Great Plains Sawfly Survey

Project Directors: Jeffrey Bradshaw, University of Nebraska-Lincoln

The wheat stem sawfly (WSS), Cephus cinctus, has increased in abundance and geographic range throughout the Great Plains. It is now considered a key pest of wheat, with grain profit losses exceeding $350 million in the Northern Plains and many impacted acres from Colorado, Nebraska, to North Dakota, and now Kansas. This pest can reduce wheat yield substantially. In addition, losses in crop residue from sawfly cutting greatly threatens the resiliency of dryland cropping systems by threatening soil moisture storage and soil conservation gains made by no-till cropping practices within these systems.
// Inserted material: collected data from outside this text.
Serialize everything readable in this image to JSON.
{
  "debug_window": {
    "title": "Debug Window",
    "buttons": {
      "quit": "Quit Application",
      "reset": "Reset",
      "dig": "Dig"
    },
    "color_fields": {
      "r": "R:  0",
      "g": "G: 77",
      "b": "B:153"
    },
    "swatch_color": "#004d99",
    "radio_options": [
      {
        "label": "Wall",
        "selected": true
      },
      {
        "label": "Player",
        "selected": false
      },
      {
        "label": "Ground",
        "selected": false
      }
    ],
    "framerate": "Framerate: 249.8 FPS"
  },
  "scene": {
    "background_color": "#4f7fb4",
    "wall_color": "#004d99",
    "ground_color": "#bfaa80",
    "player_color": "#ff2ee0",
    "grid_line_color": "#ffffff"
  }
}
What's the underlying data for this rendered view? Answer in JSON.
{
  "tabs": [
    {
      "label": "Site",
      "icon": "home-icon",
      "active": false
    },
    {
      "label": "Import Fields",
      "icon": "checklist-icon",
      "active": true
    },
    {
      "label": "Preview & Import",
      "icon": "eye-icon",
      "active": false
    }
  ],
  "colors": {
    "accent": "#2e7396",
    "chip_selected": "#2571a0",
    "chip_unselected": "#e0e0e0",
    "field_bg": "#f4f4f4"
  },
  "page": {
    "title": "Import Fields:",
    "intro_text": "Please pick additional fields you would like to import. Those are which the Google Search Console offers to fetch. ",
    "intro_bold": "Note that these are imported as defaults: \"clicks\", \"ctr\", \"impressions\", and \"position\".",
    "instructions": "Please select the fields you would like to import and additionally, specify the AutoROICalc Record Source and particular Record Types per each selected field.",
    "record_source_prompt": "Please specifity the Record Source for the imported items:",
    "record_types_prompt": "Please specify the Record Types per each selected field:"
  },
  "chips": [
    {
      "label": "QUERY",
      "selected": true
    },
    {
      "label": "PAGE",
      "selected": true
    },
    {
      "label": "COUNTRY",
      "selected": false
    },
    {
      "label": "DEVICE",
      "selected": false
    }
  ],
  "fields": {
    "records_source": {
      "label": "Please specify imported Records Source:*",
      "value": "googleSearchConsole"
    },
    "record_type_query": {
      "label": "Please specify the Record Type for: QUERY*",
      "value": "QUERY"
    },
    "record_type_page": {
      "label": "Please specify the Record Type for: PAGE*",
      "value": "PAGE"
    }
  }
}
Few IPM tools, tactics, or strategies for WSS management have been broadly adopted throughout the region.

While there are not many commercialized IPM solutions available to manage WSS, limitations to adoption throughout the region are not well defined and some limitations may be hypothetical (e.g., inherently low yield in WSS-resistant wheat varieties) rather than real.

The Great Plains Sawfly Survey Working Group will inform needs and routes to IPM adoption, will hold a wheat IPM forum to take place at the 2023 ESA Annual Meeting at National Harbor, Maryland, and create a white paper that details the current status posed by the WSS to U.S. agriculture.